Lowell Fortune is an SSA Administrative Law Judge at the Denver office, with a lifetime approval rate of 46% over 3,164 decisions. This sits below the national average of 58%, though these rates describe past decisions rather than predictions for your specific hearing. Because case assignment is random, understanding your judge's history is a vital step in your preparation. An attorney can help you prepare for this judge's specific bench and ensure your evidence is ready.
This page presents publicly available SSA Office of Hearings Operations disposition data, with no editorial rating or evaluation. ALJs are independent decisionmakers; aggregate statistics describe past patterns, not predictions of how any individual case will be decided. Information here is provided for hearing preparation, not as legal advice.
Approval rates
Comparing a judge's history to broader benchmarks provides context for your upcoming hearing. Judge Fortune maintains a lifetime approval rate of 46%, which differs from the 62% average seen at the Denver Hearing Office and the 58% national average. These figures are derived from a significant docket of 3,164 lifetime decisions, offering a stable view of past trends. Aggregate rates describe past decisions, not predictions for your individual hearing.
Office- and national-level breakdowns of fully favorable vs denial rates aren't currently published by SSA in the per-office disposition data. The judge's own breakdown is the detail we have today.
Approval rate over time
Year-over-year approval rate across Judge Fortune's docket. Annual rates fluctuate with the mix of cases SSA assigns; the longer-run pattern is more informative than any single year.
Decision pattern
Over a 2-year tenure, Judge Fortune has maintained a consistent decision-making pattern. The data shows a shift from a 47% approval rate in 2016 to 45% in 2017. This trend reflects a steady approach to evaluating evidence and medical documentation. These trends provide insight into the judge's historical consistency over their time on the bench.

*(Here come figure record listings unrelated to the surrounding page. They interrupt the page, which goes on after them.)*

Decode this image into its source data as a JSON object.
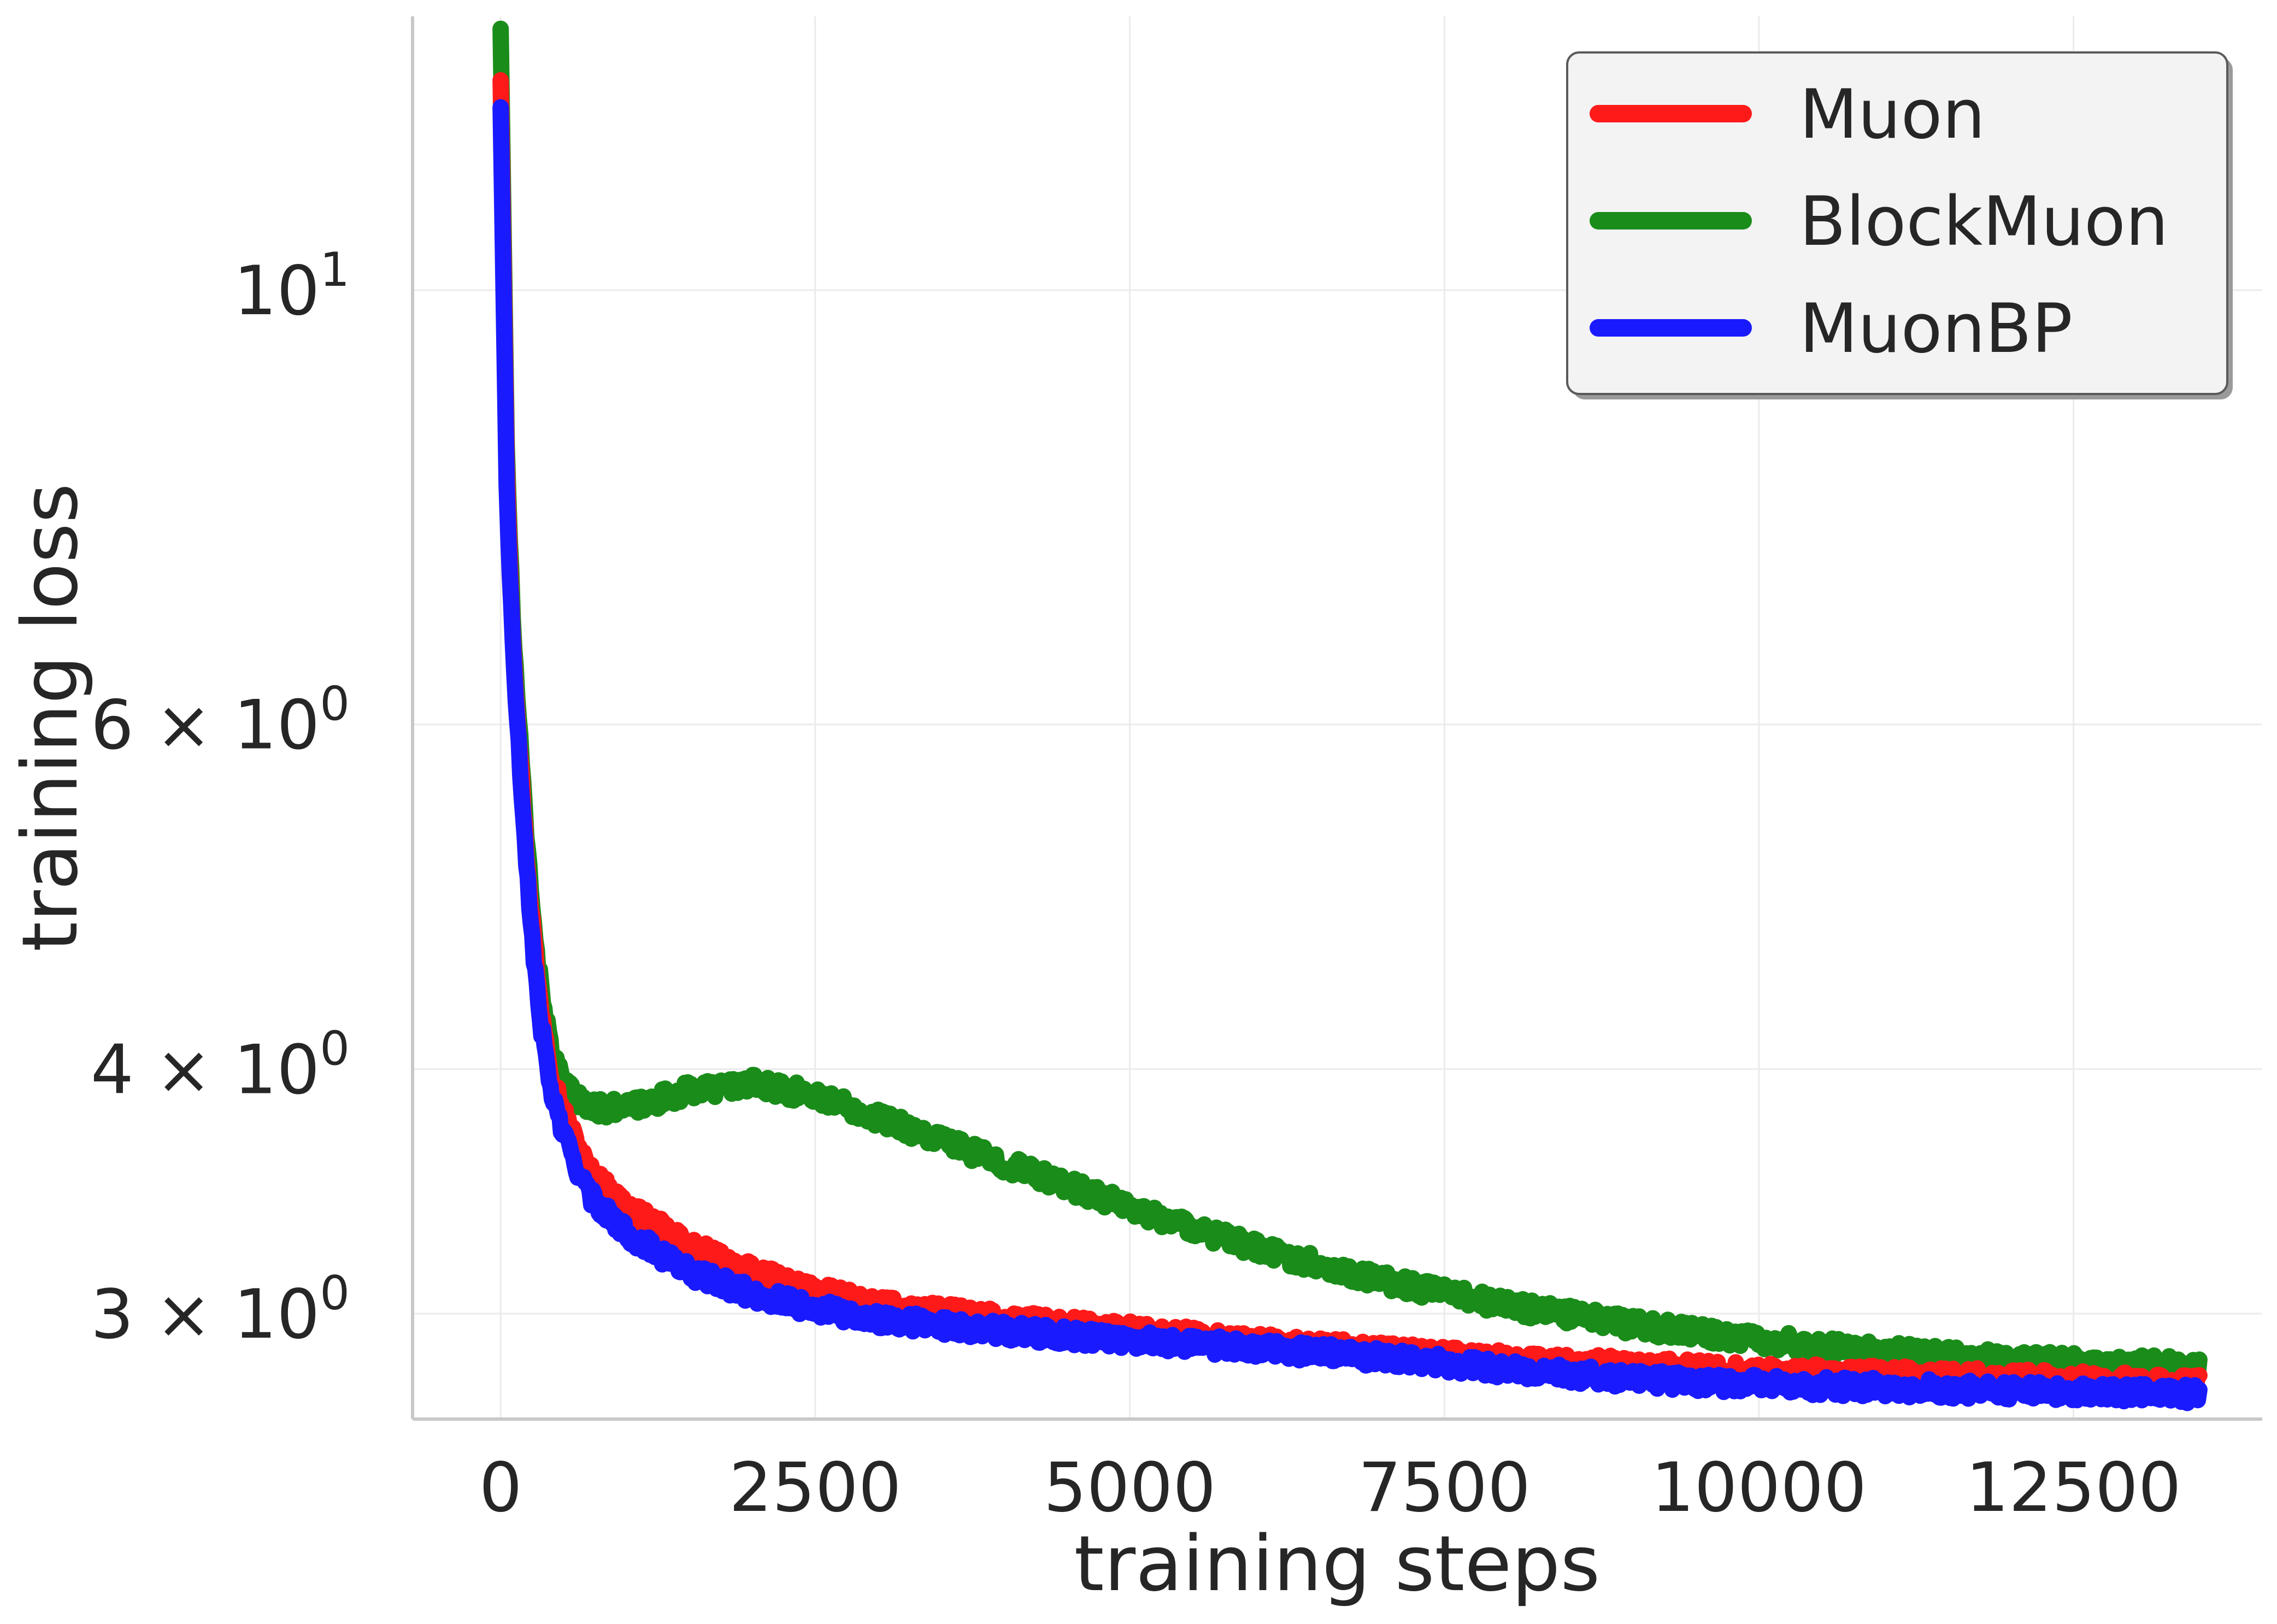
{
  "chart_data": {
    "type": "line",
    "xlabel": "training steps",
    "ylabel": "training loss",
    "x_scale": "linear",
    "y_scale": "log",
    "xlim": [
      -700,
      14000
    ],
    "ylim": [
      2.65,
      13.8
    ],
    "grid": true,
    "legend_position": "top-right",
    "x_ticks": [
      {
        "value": 0,
        "label": "0"
      },
      {
        "value": 2500,
        "label": "2500"
      },
      {
        "value": 5000,
        "label": "5000"
      },
      {
        "value": 7500,
        "label": "7500"
      },
      {
        "value": 10000,
        "label": "10000"
      },
      {
        "value": 12500,
        "label": "12500"
      }
    ],
    "y_ticks": [
      {
        "value": 3,
        "base": "3 × 10",
        "exp": "0"
      },
      {
        "value": 4,
        "base": "4 × 10",
        "exp": "0"
      },
      {
        "value": 6,
        "base": "6 × 10",
        "exp": "0"
      },
      {
        "value": 10,
        "base": "10",
        "exp": "1"
      }
    ],
    "series": [
      {
        "name": "Muon",
        "color": "#ff1a1a",
        "x": [
          0,
          50,
          100,
          200,
          300,
          400,
          500,
          700,
          1000,
          1500,
          2000,
          2500,
          3000,
          4000,
          5000,
          6000,
          7000,
          8000,
          9000,
          10000,
          11000,
          12000,
          13500
        ],
        "y": [
          12.8,
          8.0,
          6.6,
          5.2,
          4.4,
          4.0,
          3.8,
          3.55,
          3.4,
          3.25,
          3.15,
          3.08,
          3.03,
          2.98,
          2.94,
          2.9,
          2.87,
          2.84,
          2.82,
          2.8,
          2.79,
          2.78,
          2.76
        ]
      },
      {
        "name": "BlockMuon",
        "color": "#1a8c1a",
        "x": [
          0,
          50,
          100,
          200,
          300,
          400,
          500,
          700,
          1000,
          1500,
          2000,
          2500,
          3000,
          4000,
          5000,
          6000,
          7000,
          8000,
          9000,
          10000,
          11000,
          12000,
          13500
        ],
        "y": [
          13.6,
          8.2,
          6.7,
          5.3,
          4.5,
          4.1,
          3.92,
          3.82,
          3.82,
          3.9,
          3.93,
          3.88,
          3.78,
          3.58,
          3.4,
          3.24,
          3.12,
          3.03,
          2.96,
          2.91,
          2.87,
          2.84,
          2.82
        ]
      },
      {
        "name": "MuonBP",
        "color": "#1a1aff",
        "x": [
          0,
          50,
          100,
          200,
          300,
          400,
          500,
          700,
          1000,
          1500,
          2000,
          2500,
          3000,
          4000,
          5000,
          6000,
          7000,
          8000,
          9000,
          10000,
          11000,
          12000,
          13500
        ],
        "y": [
          12.4,
          7.8,
          6.5,
          5.1,
          4.3,
          3.9,
          3.7,
          3.45,
          3.3,
          3.15,
          3.07,
          3.02,
          2.98,
          2.94,
          2.91,
          2.88,
          2.85,
          2.81,
          2.78,
          2.76,
          2.75,
          2.74,
          2.73
        ]
      }
    ]
  }
}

Preparing for an SSDI hearing
The guidance below applies to any SSDI hearing, not specifically to Judge Fortune's bench. Judge-specific preparation guidance requires a corpus of public Appeals Council decisions involving each judge, which we haven't built yet.
- Bring a clean treating-physician record. Longitudinal primary-care or specialist notes spanning the disability period, with consistent symptom documentation, are typically the strongest evidence at hearing. A single month's records usually aren't enough.
- Don't rely on consultative exams alone. If your medical evidence is built primarily around a one-time CE finding, expect detailed questioning. Supplement with treating-source statements where possible.
- Prepare for daily-activity questions. Have honest, specific answers about a typical day. Answers that conflict with the medical record (in either direction) tend to hurt credibility.
- Expect transferable-skills probing. A vocational expert will usually testify about jobs available to someone with your limitations. Your representative should be prepared to cross-examine.
Hearing with Judge Fortune? Free, confidential — see if you qualify for SSDI.
Free Benefits ReviewAbout the Denver hearing office
The Denver Hearing Office serves a broad population across Colorado, managing a high volume of disability claims. With a bench of 6 judges, the office maintains an average approval rate of 62%. You can expect a professional environment where medical evidence is the primary focus of the hearing process. You can see the Denver Hearing Office page for the full ALJ roster.
Other judges at this hearing office
The Social Security Administration utilizes a workload-balancing algorithm to assign cases, meaning your judge is selected randomly. Within the Denver Hearing Office, the 6 ALJs range from 45% to 62% in their lifetime approval rates. While these variations exist, the core requirements for proving disability remain consistent regardless of who presides over your hearing.